Exhibit 10.7
FORM OF REGISTRATION RIGHTS AGREEMENT
THIS REGISTRATION RIGHTS AGREEMENT (this “Agreement”) is entered into as of [●] 2022, by and between Cartesian Growth Corporation II, a Cayman Islands exempted company (the “Company”), and each undersigned party listed under the heading “Holder” on the signature page hereto (such party, together with any person or entity who hereafter becomes a party to this Agreement pursuant to Section 6.2 of this Agreement, a “Holder” and collectively, the “Holders”).

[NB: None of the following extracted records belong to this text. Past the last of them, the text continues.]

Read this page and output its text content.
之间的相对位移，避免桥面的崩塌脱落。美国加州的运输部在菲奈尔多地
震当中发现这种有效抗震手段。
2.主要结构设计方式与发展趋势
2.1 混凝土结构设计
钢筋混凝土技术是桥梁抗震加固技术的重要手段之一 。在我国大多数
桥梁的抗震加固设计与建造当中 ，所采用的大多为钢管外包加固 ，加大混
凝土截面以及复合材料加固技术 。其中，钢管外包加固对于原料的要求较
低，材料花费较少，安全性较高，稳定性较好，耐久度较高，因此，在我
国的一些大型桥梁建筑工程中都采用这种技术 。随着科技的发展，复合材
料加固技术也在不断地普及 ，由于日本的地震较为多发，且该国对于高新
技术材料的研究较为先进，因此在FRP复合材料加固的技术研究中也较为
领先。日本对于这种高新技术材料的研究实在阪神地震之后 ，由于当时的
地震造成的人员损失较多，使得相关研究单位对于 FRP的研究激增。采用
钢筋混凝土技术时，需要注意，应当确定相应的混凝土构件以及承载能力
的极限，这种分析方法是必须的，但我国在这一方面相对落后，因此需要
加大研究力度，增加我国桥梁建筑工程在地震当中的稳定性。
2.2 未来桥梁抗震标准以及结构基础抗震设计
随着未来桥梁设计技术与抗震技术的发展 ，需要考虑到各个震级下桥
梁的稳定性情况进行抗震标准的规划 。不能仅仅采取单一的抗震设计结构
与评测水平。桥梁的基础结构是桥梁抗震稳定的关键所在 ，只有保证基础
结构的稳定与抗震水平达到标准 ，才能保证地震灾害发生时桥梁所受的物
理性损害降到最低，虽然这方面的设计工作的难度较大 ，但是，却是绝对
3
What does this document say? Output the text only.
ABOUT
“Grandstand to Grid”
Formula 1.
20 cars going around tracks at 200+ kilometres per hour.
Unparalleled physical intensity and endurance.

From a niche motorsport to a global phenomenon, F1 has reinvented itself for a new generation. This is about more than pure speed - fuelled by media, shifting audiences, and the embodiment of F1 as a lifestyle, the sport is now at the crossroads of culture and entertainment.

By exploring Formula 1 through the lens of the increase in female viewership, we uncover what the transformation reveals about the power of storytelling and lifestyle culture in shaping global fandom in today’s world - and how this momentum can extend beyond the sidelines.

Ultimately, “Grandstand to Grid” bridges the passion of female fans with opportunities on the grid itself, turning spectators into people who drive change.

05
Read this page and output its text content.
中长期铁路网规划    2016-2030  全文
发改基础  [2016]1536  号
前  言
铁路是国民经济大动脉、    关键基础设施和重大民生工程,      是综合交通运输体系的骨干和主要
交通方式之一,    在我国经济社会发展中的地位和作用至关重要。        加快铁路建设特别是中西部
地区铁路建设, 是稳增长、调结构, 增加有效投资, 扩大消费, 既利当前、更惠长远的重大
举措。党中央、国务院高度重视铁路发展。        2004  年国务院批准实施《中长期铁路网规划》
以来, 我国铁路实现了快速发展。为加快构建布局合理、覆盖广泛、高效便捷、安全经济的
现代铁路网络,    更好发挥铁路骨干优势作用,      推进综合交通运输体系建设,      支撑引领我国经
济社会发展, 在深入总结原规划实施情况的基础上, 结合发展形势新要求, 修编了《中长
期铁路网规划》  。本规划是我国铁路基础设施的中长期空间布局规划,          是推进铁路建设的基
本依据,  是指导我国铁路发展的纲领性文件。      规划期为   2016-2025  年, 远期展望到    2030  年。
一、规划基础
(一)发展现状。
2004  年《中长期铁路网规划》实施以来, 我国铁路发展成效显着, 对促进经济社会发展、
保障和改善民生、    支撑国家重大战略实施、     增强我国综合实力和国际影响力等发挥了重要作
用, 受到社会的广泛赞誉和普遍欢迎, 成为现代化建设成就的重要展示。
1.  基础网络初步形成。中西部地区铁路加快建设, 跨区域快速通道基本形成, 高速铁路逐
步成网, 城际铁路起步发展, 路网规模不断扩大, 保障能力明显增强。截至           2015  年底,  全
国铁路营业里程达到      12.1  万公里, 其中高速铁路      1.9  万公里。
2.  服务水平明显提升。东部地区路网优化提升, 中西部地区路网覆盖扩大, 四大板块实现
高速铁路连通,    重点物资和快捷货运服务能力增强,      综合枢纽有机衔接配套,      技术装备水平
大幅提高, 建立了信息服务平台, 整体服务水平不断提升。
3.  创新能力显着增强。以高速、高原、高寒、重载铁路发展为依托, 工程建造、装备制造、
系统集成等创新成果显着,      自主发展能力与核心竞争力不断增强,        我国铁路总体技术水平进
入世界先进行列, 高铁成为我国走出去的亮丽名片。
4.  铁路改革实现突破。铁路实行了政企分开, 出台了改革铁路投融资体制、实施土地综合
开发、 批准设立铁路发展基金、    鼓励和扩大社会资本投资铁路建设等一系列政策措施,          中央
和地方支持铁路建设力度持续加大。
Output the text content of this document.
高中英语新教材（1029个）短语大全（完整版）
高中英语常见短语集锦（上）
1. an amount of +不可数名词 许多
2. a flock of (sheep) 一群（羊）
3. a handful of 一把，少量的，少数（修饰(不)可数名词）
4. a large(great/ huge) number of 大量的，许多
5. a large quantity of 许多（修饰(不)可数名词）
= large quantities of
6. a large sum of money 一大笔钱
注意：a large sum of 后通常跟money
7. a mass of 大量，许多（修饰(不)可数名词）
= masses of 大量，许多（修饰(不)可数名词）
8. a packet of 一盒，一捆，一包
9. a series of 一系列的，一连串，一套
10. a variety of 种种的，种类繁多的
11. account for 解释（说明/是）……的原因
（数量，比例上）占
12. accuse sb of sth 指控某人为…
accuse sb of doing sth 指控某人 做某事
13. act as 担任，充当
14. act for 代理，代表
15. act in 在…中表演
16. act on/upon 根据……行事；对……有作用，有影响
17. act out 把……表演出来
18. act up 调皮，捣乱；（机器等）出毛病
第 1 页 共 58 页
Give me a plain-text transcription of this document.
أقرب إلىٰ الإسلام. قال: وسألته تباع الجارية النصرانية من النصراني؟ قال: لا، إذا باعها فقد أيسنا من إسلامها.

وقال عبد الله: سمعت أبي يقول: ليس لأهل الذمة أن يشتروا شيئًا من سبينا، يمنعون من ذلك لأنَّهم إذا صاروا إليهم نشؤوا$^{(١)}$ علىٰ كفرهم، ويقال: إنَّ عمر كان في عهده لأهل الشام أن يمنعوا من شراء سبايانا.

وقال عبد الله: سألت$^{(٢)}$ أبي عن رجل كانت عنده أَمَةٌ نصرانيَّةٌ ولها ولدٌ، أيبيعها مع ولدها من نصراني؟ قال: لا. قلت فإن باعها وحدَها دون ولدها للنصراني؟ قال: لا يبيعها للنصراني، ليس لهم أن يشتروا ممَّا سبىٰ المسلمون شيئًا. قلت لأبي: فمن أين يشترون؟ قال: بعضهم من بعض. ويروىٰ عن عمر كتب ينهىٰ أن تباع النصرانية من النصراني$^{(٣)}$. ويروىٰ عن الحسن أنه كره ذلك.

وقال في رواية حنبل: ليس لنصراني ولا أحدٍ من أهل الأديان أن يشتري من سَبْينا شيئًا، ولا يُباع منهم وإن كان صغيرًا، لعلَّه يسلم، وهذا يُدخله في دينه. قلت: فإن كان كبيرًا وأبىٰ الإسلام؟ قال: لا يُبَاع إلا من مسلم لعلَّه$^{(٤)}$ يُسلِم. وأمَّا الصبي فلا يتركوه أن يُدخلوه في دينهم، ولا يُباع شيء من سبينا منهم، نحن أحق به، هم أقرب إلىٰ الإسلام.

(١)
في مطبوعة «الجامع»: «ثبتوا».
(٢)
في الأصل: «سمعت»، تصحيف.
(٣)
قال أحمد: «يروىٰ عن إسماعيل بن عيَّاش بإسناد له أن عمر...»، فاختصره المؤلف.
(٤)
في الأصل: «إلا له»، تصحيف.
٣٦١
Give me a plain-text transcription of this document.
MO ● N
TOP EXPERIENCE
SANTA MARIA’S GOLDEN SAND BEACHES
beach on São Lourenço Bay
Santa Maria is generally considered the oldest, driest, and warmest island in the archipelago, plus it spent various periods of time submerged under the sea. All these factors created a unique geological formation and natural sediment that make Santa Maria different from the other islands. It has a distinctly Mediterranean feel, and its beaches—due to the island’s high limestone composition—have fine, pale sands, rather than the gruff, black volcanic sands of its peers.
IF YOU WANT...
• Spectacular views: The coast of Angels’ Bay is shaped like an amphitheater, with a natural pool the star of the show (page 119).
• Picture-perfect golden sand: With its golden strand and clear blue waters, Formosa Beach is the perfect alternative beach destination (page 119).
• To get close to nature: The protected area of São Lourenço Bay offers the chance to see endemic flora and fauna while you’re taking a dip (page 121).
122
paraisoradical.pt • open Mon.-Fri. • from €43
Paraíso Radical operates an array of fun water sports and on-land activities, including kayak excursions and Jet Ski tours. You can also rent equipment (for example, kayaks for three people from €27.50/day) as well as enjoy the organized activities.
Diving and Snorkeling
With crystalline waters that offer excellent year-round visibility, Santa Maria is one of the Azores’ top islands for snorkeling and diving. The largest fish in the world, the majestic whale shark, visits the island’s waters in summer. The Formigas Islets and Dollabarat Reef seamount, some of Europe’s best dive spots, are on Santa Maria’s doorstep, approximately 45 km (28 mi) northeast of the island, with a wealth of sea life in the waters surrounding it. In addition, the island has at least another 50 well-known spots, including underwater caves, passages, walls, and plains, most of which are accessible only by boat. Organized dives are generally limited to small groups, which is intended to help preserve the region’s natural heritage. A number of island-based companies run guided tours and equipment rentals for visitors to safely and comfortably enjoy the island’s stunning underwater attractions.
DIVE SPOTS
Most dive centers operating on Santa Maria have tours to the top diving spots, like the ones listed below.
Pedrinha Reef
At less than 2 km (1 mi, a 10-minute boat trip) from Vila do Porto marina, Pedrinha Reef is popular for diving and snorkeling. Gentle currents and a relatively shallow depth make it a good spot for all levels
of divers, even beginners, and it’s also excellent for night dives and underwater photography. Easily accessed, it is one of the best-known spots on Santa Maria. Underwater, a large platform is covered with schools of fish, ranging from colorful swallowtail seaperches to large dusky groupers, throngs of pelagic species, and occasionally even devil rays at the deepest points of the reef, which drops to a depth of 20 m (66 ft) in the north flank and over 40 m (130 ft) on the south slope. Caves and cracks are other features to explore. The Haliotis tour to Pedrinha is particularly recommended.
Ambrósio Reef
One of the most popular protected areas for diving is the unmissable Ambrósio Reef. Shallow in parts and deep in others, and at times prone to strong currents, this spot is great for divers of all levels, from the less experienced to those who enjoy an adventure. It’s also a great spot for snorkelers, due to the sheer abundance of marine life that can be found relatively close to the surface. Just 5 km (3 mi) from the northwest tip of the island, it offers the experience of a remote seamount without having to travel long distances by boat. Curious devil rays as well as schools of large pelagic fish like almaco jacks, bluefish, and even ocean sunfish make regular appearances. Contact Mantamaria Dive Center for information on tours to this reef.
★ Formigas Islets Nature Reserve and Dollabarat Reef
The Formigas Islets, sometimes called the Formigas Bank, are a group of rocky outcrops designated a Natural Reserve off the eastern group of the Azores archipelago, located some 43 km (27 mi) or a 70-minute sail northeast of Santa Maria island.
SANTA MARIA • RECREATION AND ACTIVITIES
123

WHEREAS, CGC II Sponsor LLC (the “Sponsor”) and the other Holders own an aggregate of 5,750,000 of the Company’s Class B Shares (as defined below), which include an aggregate of up to 750,000 Class B Shares subject to forfeiture by the Sponsor to the extent that the underwriters in the Company’s initial public offering do not exercise their option to purchase additional units;
WHEREAS, the Class B Shares are convertible into Class A Shares (as defined below) on a one-for-one basis, subject to adjustment, on the terms and conditions provided in the Company’s amended and restated memorandum and articles of association, as may be amended from time to time;
WHEREAS, on the date hereof, pursuant to separate agreements (together, the “Private Placement Warrants Purchase Agreements”) with the Company, the Sponsor, Cantor Fitzgerald & Co., as the representative of the underwriters in the Company’s initial public offering (the “Representative”), and Piper Sandler & Co. and/or their respective designees, agreed to purchase an aggregate of 8,000,000 warrants (or up to 8,900,000 warrants if the over-allotment option in connection with the Company’s initial public offering is exercised in full) (the “Private Placement Warrants”), in a private placement transaction occurring simultaneously with the closing of the Company’s initial public offering. Of those 8,000,000 Private Placement Warrants (or up to 8,900,000 private placement warrants if the option to purchase additional units is exercised in full), the Sponsor agreed to purchase 6,000,000 warrants (or up to 6,600,000 warrants if the option to purchase additional units is exercised in full), the Representative agreed to purchase 1,650,000 warrants (or up to 1,897,500 warrants if the option to purchase additional units is exercised in full), and Piper Sandler & Co. agreed to purchase 350,000 warrants (or up to 402,500 warrants if the option to purchase additional units is exercised in full). Each Private Placement Warrant entitling the holder to purchase one Class A Share at an exercise price of $11.50 per share;
WHEREAS, in order to fund a portion of the trust account established by the Company in connection with the Company’s initial public offering, the Sponsor has agreed to loan to the Company an aggregate of $4,000,000 (or up to $4,600,000 if the over-allotment option in connection with the Company’s initial public offering is exercised in full), all or a portion of which loans may be convertible into warrants (the “Sponsor Loan Warrants”) at a price of $1.00 per Sponsor Loan Warrant, with each Sponsor Loan Warrant entitling the holder to purchase one Class A Share at an exercise price of $11.50 per share;
WHEREAS, in order to finance the Company’s transaction costs in connection with its search for the consummation of an intended initial Business Combination (as defined below) the Sponsor, an affiliate of the Sponsor or certain of the Company’s officers and directors may loan to the Company funds, of which up to $1,500,000 of such loans may be convertible into warrants (the “Working Capital Warrants”) at a price of $1.00 per Working Capital Warrant, each such warrant entitling the holder thereof to purchase one Class A Share at a price of $11.50 per share, subject to adjustment; and
WHEREAS, the Holders and the Company desire to enter into this Agreement pursuant to which the Company shall grant Holders certain rights relating to the registration of the Registrable Securities (as defined herein).
NOW, THEREFORE, in consideration of the mutual representations, covenants and agreements set forth herein, and for other good and valuable consideration, the receipt and sufficiency of which are hereby acknowledged, the parties hereto, intending to be legally bound, hereby agree as follows:
1. DEFINITIONS. The following capitalized terms used herein have the following meanings:
“Adverse Disclosure” is defined in Section 3.6.
“Agreement” means this Agreement, as amended, restated, supplemented, or otherwise modified from time to time.